Volgens Krispijn is humor een spiegel van moreel besef: “Je lacht, omdat je erkent dat iets fout is. Daarom hebben mensen die een grap niet begrijpen, vaak weinig tot geen moreel besef. Een grap maken betekent juist dat je beseft wat moreel wel of niet kan. Je zegt iets wat eigenlijk niet hoort. Iedereen lacht en daarmee bevestigen ze juist dat zij zich bewust zijn van die grens. Maar degene die niet lacht, begrijpt niet dat de rest juist lacht omdat ze weten dat het eigenlijk ‘not done’ is.” Hij heeft het niet zo op figuren die zichzelf te serieus nemen. “Ze nemen alles bloedserieus, zien zichzelf als de morele hoeder van de waarheid en vertonen soms zelfs een soort Messias-complex.”

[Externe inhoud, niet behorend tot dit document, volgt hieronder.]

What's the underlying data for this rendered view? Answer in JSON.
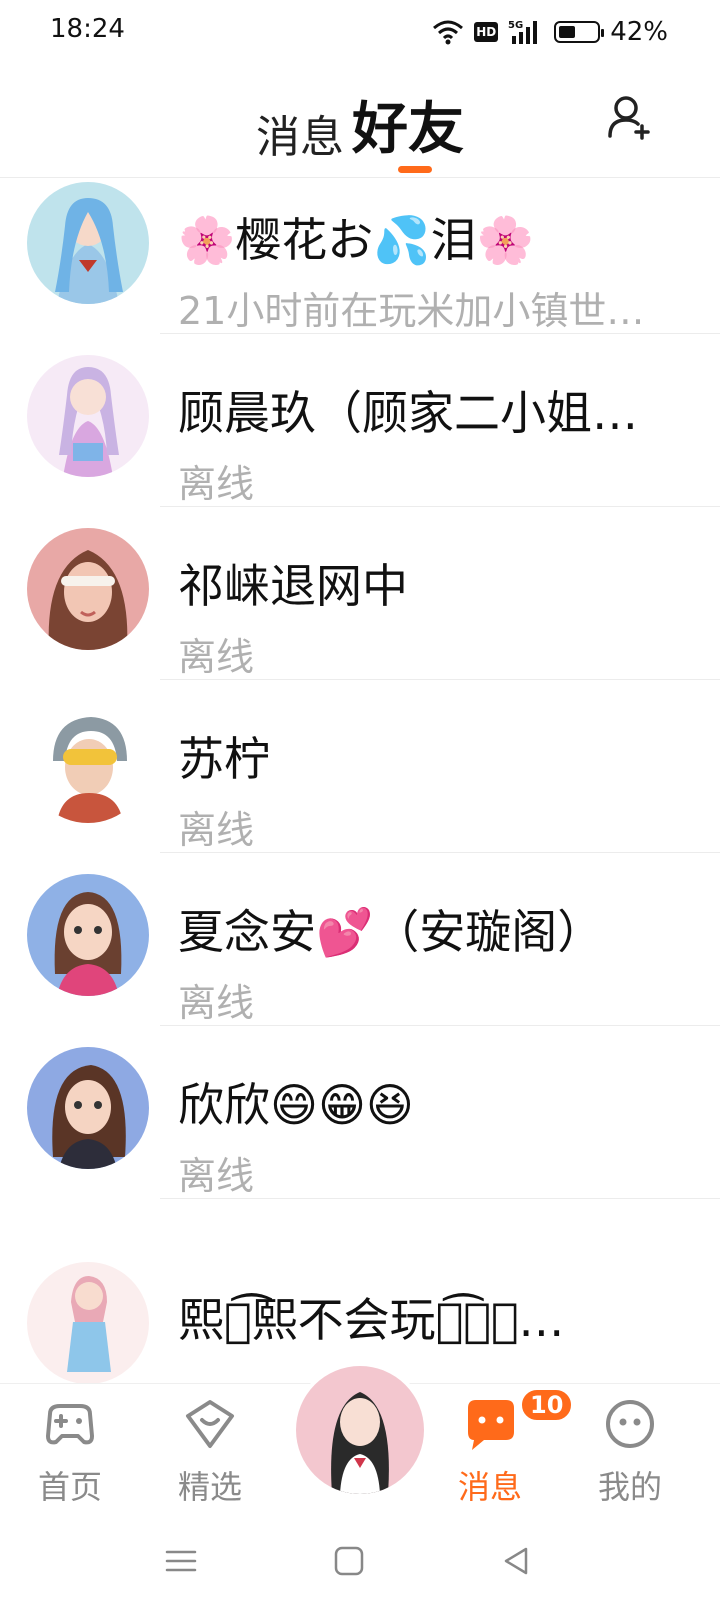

Bij Ongehoord Nederland was vrijheid van meningsuiting niet vanzelfsprekend. “Toen Arnold Karskens aan het roer stond, mochten wij geen kritiek geven op de BBB, PVV, NRC, VVD of een item maken over Dick Schoof. Ik sta er positief tegenover dat Arnold Karskens weg is, vanwege de censuur op de werkvloer en het gedrag naar personeel.” Het opstappen van Gert Jan Mulder als lid van de Raad van Toezicht noemt hij tragisch. “Ik vind het jammer en zonde. Zijn tweets bewijzen dat hij echt voor het vrije woord stond. Hij zei echt alles op X. Het is treurig dat hij is opgestapt, al respecteer ik dat het zijn eigen keuze was.” Krispijn is blij dat ON-presentatrice Raisa Blommestijn‚ die door toenmalig hoofdredacteur Arnold Karskens werd aangesproken op haar tweets en daarop besloot de omroep te verlaten‚ weer terug is bij ON. “Dat wij Raisa hebben teruggehaald, zegt in elk geval dat we ons geen zorgen hoeven te maken over de vraag of iemand ooit op zijn twittergedrag moet worden aangesproken, mits hij geen strafbare dingen zegt.”
Ook in zijn werk als politiek verslaggever in Den Haag ervaart hij regelmatig hoe gevoelig bepaalde onderwerpen liggen. “In de Eerste en Tweede Kamer weigeren ze vaak met ons te praten. Soms erger ik me dood: om daar zes uur te staan en maar drie mensen te spreken. Ze negeren je bijna altijd. Dat is anders dan bijvoorbeeld bij de NOS. Er zijn er die per definitie niet met je praten. Je hebt liever antwoord, dan kun je het debat tenminste faciliteren. Anders wordt het een soort sensatie-tv.”
Hij blijft proberen met iedereen te praten. “We moeten juist polariseren, zeggen wat we denken, maar wel met respect. Waar is de tijd gebleven dat we elkaar konden uitschelden en daarna een biertje drinken?” Als voorbeeld noemt hij het Midden-Oostenconflict. “Het Israël-Gazaconflict heeft gezorgd voor grote verdeeldheid onder de groep die verenigd was tegen het coronabeleid. Waar zit de grootste intolerantie? Wie wil er nu niet luisteren naar de ander? Als je het patroon ziet, is het vooral de Israël-kant die niet openstaat voor gesprek. Je moet de discussie splitsen in politiek en geloof.”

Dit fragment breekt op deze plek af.